Gas prone areas like the greater Anadarko region (excluding Cana Woodford), the Barnett and Haynesville have lost rigs at the fastest rate, while the oil focused regions like the Permian, Cana Woodford, Eagle Ford oil and Bakken have held up. The one region that is bucking the trend is the Marcellas/Utica areas. Completions in Appalachia are up by 7 wells per month while rigs are just now being laid down in the Marcellas region. The Appalachia E&P companies tend to be well hedged so it will take time before their rigs go down.
To fully balance the natural gas and NGL markets, we probably need to lay down a few more rigs or possibly start building drilled but uncompleted wells (DUCs). This will stabilize natural gas production in the 101-103 Bcf/d range. Already, we’re seeing the front of the natural gas pricing curve respond. Sub-$3/MMbtu is not sustainable (we’ll tackle the reasons why in a future article).
As these LNG facilities come online in the next 5 years beginning in 2025, these 100 rigs represent about 5 Bcf/d of additional capacity and certainly, they can return. The Permian can add another 3 Bcf/d by end of 2024 with the addition of Matterhorn (2.0 Bcf/d to start, expandable to 2.5 Bcf/d) and the compression expansions of PHP (0.55 Bcf/d) and Whistler (0.5 Bcf/d). In the next 12-24 month timeline, other projects could be announced including a compression expansion of Gulf Coast Express (0.6 Bcf/d), ET’s Warrior Pipeline (1.5 Bcf/d greenfield pipeline) and Targa Resources’ Apex (another greenfield project) which could add 2.0 Bcf/d to start.
Planned pipeline additions out of the Haynesville will add 4.4 Bcf/d of capacity. The Haynesville (unlike most regions) has spent 3.5 years building up a sizable DUC (drilled but uncompleted) well inventory that could help grow the dry gas production in the Haynesville from 14.5 Bcf/d to 20 Bcf/d. So the obvious answer of where the gas will come from is the Permian (#1), the Hayneville (#2) and then the Tier 2 gas basins like the greater Anadarko region and the gassier portions of the Eagle Ford will also have a role to play (#3). (There are valid questions surrounding the long-term sustainability of the Hayneville region, so we’ll tackle that nuance in a couple of future articles).
Conclusion
The implications for EnLink (and other midstream companies) of this massive LNG buildout are profound. EnLink can participate directly by booking long-term firm capacity on their underutilized Louisiana natural gas pipelines, potentially generating $75MM+ per year in firm transportation fees. They can participate through firm transportation fees on Matterhorn and Blackfin which in this environment will have a high utilization rate. Their Louisiana assets will benefit from the increased activity and higher natural gas volumes will drive interruptible transportation and storage fees.
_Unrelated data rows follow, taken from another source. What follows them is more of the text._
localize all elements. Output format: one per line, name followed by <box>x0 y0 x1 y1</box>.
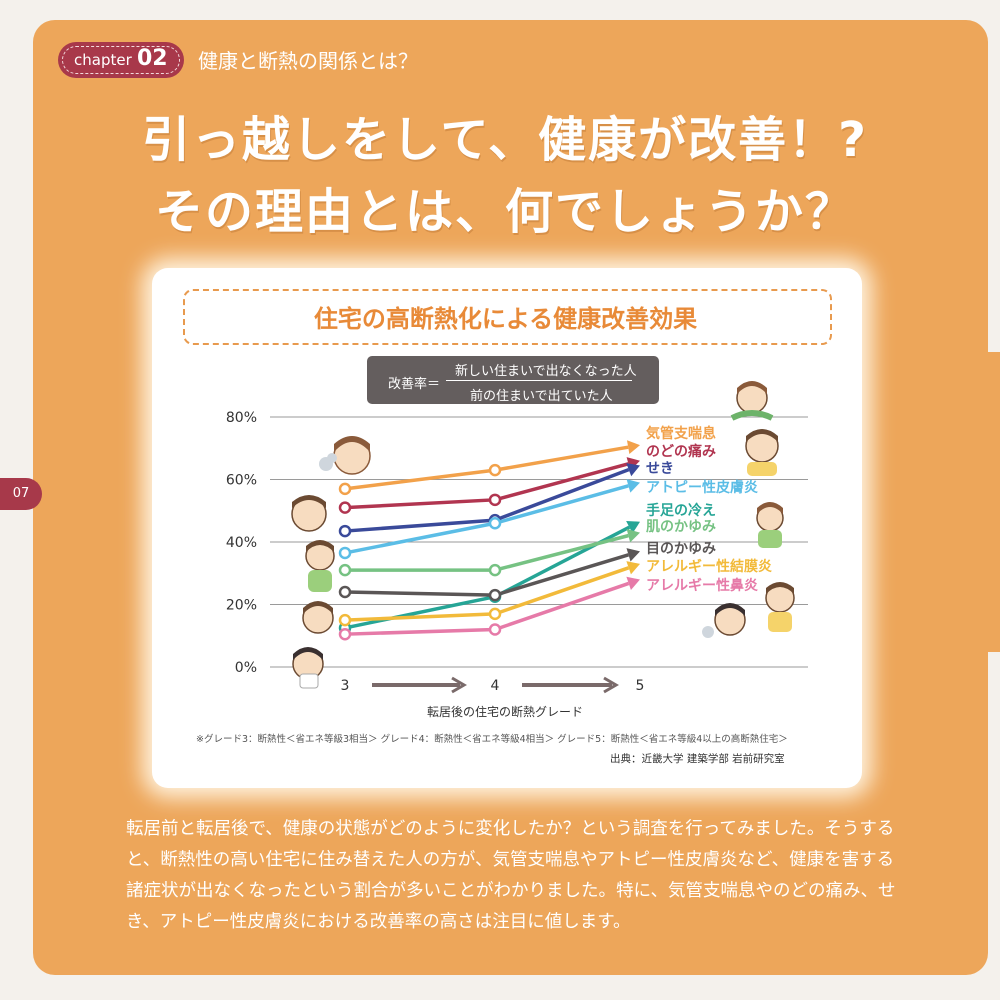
chapter-badge <box>58 42 184 78</box>
data-point <box>338 482 352 496</box>
formula-label: 改善率＝ <box>388 377 441 392</box>
series-line <box>344 612 496 622</box>
data-point <box>488 517 502 530</box>
series-label: アレルギー性結膜炎 <box>646 558 772 575</box>
series-arrowhead <box>626 479 640 493</box>
data-point <box>338 563 352 577</box>
chart-title-frame <box>183 289 832 345</box>
page-edge-tab <box>985 352 1000 652</box>
series-label: 肌のかゆみ <box>646 519 716 535</box>
x-tick-label: 3 <box>341 678 350 694</box>
person-itchy-eyes-icon <box>302 601 334 634</box>
person-grumpy-icon <box>702 603 746 638</box>
series-label: 目のかゆみ <box>646 541 716 557</box>
series-line <box>494 566 630 616</box>
grade-arrowhead <box>603 676 619 694</box>
series-arrowhead <box>626 463 640 477</box>
series-line <box>494 462 629 502</box>
person-healthy-icon <box>765 582 795 632</box>
data-point <box>488 493 502 507</box>
series-label: アレルギー性鼻炎 <box>646 577 758 594</box>
data-point <box>488 623 502 636</box>
x-axis-label: 転居後の住宅の断熱グレード <box>426 705 583 719</box>
grade-note: ※グレード3：断熱性＜省エネ等級3相当＞ グレード4：断熱性＜省エネ等級4相当＞… <box>196 734 788 745</box>
data-point <box>488 463 502 477</box>
series-line <box>344 498 496 510</box>
series-line <box>494 468 630 522</box>
series-label: 手足の冷え <box>646 502 716 519</box>
data-point <box>338 501 352 514</box>
data-point <box>338 546 352 560</box>
y-tick-label: 20% <box>226 598 257 614</box>
person-scratching-icon <box>305 540 335 592</box>
y-tick-label: 40% <box>226 535 257 551</box>
series-line <box>344 594 496 630</box>
chart-panel <box>152 268 862 788</box>
person-smiling-icon <box>745 429 779 476</box>
headline-line-1: 引っ越しをして、健康が改善！? <box>141 112 868 168</box>
x-tick-label: 5 <box>636 678 645 694</box>
series-line <box>494 553 630 597</box>
series-arrowhead <box>626 561 640 575</box>
data-point <box>488 563 502 577</box>
headline-line-2: その理由とは、何でしょうか？ <box>154 184 855 240</box>
formula-numerator: 新しい住まいで出なくなった人 <box>455 364 637 379</box>
data-point <box>488 607 502 621</box>
series-line <box>344 521 496 555</box>
person-coughing-icon <box>319 436 371 475</box>
series-line <box>494 445 629 472</box>
series-line <box>344 468 496 491</box>
series-label: 気管支喘息 <box>646 425 716 442</box>
y-tick-label: 80% <box>226 410 257 426</box>
series-arrowhead <box>626 520 640 534</box>
series-arrowhead <box>626 440 640 455</box>
series-label: のどの痛み <box>646 443 716 460</box>
series-line <box>344 518 496 533</box>
source-credit: 出典：近畿大学 建築学部 岩前研究室 <box>610 753 785 765</box>
data-point <box>338 585 352 599</box>
y-tick-label: 60% <box>226 473 257 489</box>
chapter-title: 健康と断熱の関係とは？ <box>198 49 418 73</box>
formula-denominator: 前の住まいで出ていた人 <box>470 389 613 404</box>
person-sick-icon <box>291 495 327 532</box>
series-arrowhead <box>626 528 640 543</box>
chapter-number: 02 <box>137 46 168 71</box>
series-arrowhead <box>626 576 640 591</box>
x-tick-label: 4 <box>491 678 500 694</box>
data-point <box>338 627 352 641</box>
series-label: アトピー性皮膚炎 <box>646 479 758 496</box>
person-happy-icon <box>730 381 774 421</box>
chapter-word: chapter <box>74 51 132 69</box>
data-point <box>338 524 352 538</box>
series-line <box>494 525 631 599</box>
page-number: 07 <box>0 478 42 510</box>
y-tick-label: 0% <box>235 660 257 676</box>
body-paragraph: 転居前と転居後で、健康の状態がどのように変化したか？という調査を行ってみました。… <box>126 819 896 932</box>
data-point <box>488 588 502 602</box>
series-line <box>494 484 629 525</box>
grade-arrowhead <box>451 676 467 694</box>
series-line <box>344 590 496 597</box>
series-line <box>494 533 629 572</box>
person-relieved-icon <box>756 502 784 548</box>
formula-fraction-bar <box>446 380 632 381</box>
series-line <box>494 581 630 632</box>
series-label: せき <box>646 461 674 477</box>
data-point <box>338 613 352 627</box>
chart-title: 住宅の高断熱化による健康改善効果 <box>313 305 698 333</box>
series-line <box>344 627 496 636</box>
person-sneezing-icon <box>292 647 324 689</box>
series-arrowhead <box>626 548 640 562</box>
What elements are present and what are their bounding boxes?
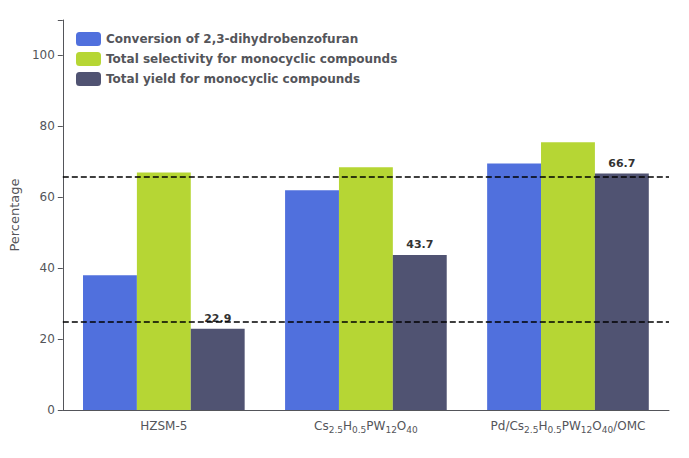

EnLink also has 15.5 Bcf of natural gas storage in Louisiana. If LNG exports increase to 30 Bcf/d, there will be a call for increased storage capacity. EnLink could expand some of these facilities to manage more gas. If these LNG export facilities come too fast, then demand will outstrip supply and you can bet we’ll get more spikes in the price of natural gas. Although they don’t have a lot of exposure to natural gas prices, it is enough to boost yearly income significantly. Finally, their G&P assets would benefit from the call on natural gas: the Permian will continue to grow, but also their assets in Oklahoma and even the Barnett will see some growth. EnLink’s future looks bright. I recommend buying EnLink in the $9-10/unit price range. In the money puts are also reasonable although the premiums have come down in recent weeks.